DRTV Often Loses at Election Time

Every four years, our nation experiences a phenomenon. Kicked into high gear by the summer’s Republican and Democratic national conventions and continuing through early November, presidential political campaign advertising pervades the broadcast airwaves.

During a presidential campaign, direct response television advertisers and their media agencies can’t count on the givens of the business – the ability to negotiate to ensure spot clearance, the probability of a balanced testing ground and the flexibility to plan a media strategy a month or more in advance. In a political campaign environment, these norms fly out the window, especially in the broadcast network arena.

Federal legislation guaranteeing that presidential ad campaigns receive the lowest rates and equal access to time greatly affects advertisers using local broadcast. Consider insurance companies that are regulated as to the states where they can underwrite, or local and regional retailers, for instance. They can be all but shut out of markets where the political environment is hot.

Advertisers that typically test during the fourth quarter in preparation for a first-quarter rollout also face challenges. Even if they do get clearance, they can’t rely on a statistically valid testing environment.

This year, for example, unexpectedly close races in states such as Florida and Michigan completely turned even the best-planned tests upside down.

Add to the mix that many media pundits’ viewers begin to tune out as negative campaigns begin, and you have a media environment unlike any other.

That’s the bad news. Still, for many industries, there can be an upside.

Because some retailers have retracted from the market – for various economic reasons, because of the growing holiday e-tail economy or because they feared the political campaign scenario – there are opportunities to be had. Some advertisers have been gaining clearance and even getting deals when it was speculated that the Olympics and the elections would present an issue. The keys to success are planning, contingency plans and persistence.

Advertisers that stand to fare well during this uncertain time are the ones whose media agencies stand by them, calling stations daily to inquire about clearance. As in any business, it comes down to relationships.

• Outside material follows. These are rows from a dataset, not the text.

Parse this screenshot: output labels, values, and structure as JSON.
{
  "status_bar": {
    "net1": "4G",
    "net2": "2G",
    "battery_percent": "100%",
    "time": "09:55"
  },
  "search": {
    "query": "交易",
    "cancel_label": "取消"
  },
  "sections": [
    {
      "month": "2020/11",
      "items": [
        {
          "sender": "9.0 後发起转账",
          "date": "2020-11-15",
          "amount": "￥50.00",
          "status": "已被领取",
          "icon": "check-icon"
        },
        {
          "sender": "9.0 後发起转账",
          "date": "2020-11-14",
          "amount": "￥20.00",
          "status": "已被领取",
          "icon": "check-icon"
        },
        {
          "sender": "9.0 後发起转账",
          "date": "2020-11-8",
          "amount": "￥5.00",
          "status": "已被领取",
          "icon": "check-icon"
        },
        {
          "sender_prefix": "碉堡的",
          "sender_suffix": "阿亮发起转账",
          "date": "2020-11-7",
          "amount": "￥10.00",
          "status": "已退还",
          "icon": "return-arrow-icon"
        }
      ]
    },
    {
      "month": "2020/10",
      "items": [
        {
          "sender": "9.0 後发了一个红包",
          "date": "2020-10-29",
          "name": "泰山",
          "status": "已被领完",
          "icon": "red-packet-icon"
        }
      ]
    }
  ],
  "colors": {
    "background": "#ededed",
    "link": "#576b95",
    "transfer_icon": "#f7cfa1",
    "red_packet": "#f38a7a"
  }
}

The smart marketers are the ones that have built in contingency plans.

Case in point: Florida has become a swing state, with Al Gore and George W. Bush pumping millions into television ads, virtually closing the state to other advertisers. Many of those that counted on the Florida market to test their programs were at a loss to revise their plans in time. Others knew their markets well enough to turn on a dime to switch to other states with demographics that still met their testing goals.

Smart marketers – those that will survive the election months relatively unscathed – are the ones that have considered the important questions well in advance.

They will have researched their options regarding cable and broadcast and will have made decisions accordingly.

They will have considered whether their product or service is movable across borders in the case of a lockout, as in the top five battleground states of Pennsylvania, Florida, Ohio, Michigan and Missouri.

Combined spending in those states for the two parties has been upward of $43 million. And this does not include spending for the independent candidates.

Additionally, they will have thought about how reliant they are on fourth-quarter testing and will have speculated about whether tests could be postponed.

If they were planning a rollout during the election months, they will be aware of the volatility of results and how they will affect their overall plans.

And, finally, they will have considered what leverage their media agency will bring to the table in terms of staying on top of constantly changing conditions.

Few things, other than a natural disaster, catastrophe or major corporate recall, can have the type of impact as a presidential election. The fallout of campaign 2000 remains to be seen, but marketers and their media agencies that considered the opportunities and the risks, and planned accordingly, will be more likely to have fared well.

By understanding the critical elements, marketers that were advised of the risks early on – and that communicate daily with their media agencies – will have timely, accurate information from which to make meaningful media decisions.

In only a few weeks, you will be able to read the results of those that prepared well and those that did not.

Joyce van Ravenswaay is executive vice president and general manager at Direct Response Media, Wayne, PA.